Ok, Ok, I know you’re dying to know what I’ve done in the way of interesting reading, and you truly are jonesing for a photo of the day. Maybe not, but “whatever.”
Yesterday I was ready to get a decision made about the next bit of round robin and start cutting fabric. Need to measure this piece so I can get the planning done in more specific terms than up to this point. I bought a replacement for my 120 inch tape measure after Cameron misplaced mine. Then I found the old one. Now I have two. I cleaned house the other day and thought as I put them away, I need to remember where these are. Now they’re both missing. I have a place where they should be. I guess I forgot where I think they belong when I put them both “away.” Today, I likely will be come the owner of a third 120 in. tape measure.
Meanwhile I put together another block from last year’s shop hop at the Houston festival. Oddest colors ever. But I’m kinda of liking them. I’ll aim to do another today.
Since I’m about as interested in getting something written as I am in mowing the yard, I have no clue why this grabbed me. A novel is not my aim in any case. But here’s why first time novelists aren’t the young things you might want to see on the dust jacket. “Why New Novelists are kinda Old.” Good writing, and a topic I found interesting.
…you know what? Writing sixty to one hundred thousand words of fiction is not something most people cannonball through, even if they assure you, with the appropriate amount of false modesty, that they’re really better at long-form fiction. Maybe they are, but they still had a long walk to get there. I’m better at long-form and it took me until I was 28 before I could do it. Meanwhile I’d been writing short for years up to that point, in the form of reviews and columns and humor pieces and (yes) occasional attempts at short fiction that I mostly abandoned after a page or two.

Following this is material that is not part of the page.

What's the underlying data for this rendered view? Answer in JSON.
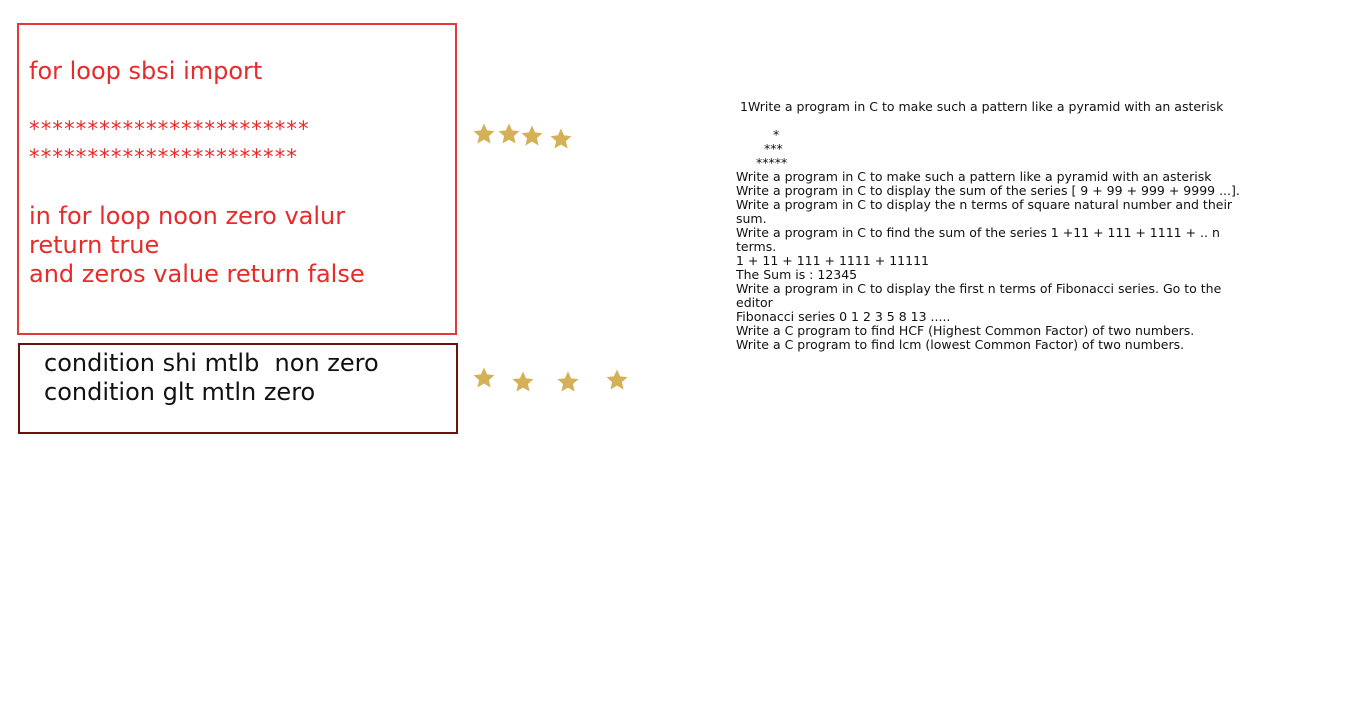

Now there’s some political humor that likely has gone viral. I didn’t find the embeddable on YouTube, but Jib Jab’s whack at Obama is here. Seems like it ought to be at least mildly funny even to the liberal types. I’m going to try henceforth to keep my political commentary at least on the humorous side. Here to save the day
The other day, I said I’d gotten links from Cousin Jim to some of his first photos. I personally loved a picture from Tulsa of the Philtower lit up and reflecting in a more modern glass monstrosity at night. It was some excellent night photography. But is will be recognizable to most. 
Jim’s photo of Paris. My thought is that he needs to set up a place where he can sell 8 x 10 prints of that. I’d buy one of that and another of the Philtower photo.
And finally, from Wretchard, some of his excellent “overview” sort of writing. This guy sees the world…well his experiences are unique and he writes and puts together ideas in whys that astound me. The Molten Calf
The ability to recognize the face of tyranny is a fragile skill which cannot really be passed on, except as a critical attitude. As the twentieth century recedes into the past, a kind of antiquity has descended over the prophets of the past, who speak to us now only through old, cloth-covered books from second-hand bookshops or lying in corners at garage sales or lending libraries. Even 1984 is set in a time so long ago that it can only be portrayed in film as steampunk. We can no longer imagine “a boot in a human face forever” in a world where the Croc sandal may be the preferred footwear of militants. ‘A Croc sandal stamping on a human face forever?’ Who could credit such a tyranny, even if it were true? But the face of evil ever renews itself.
Lagniappe! It’s a two photo day. This from May 20 on the bridge over Bayou Lacombe. Three generations. I am such a beauty…. why did my modeling career never take off?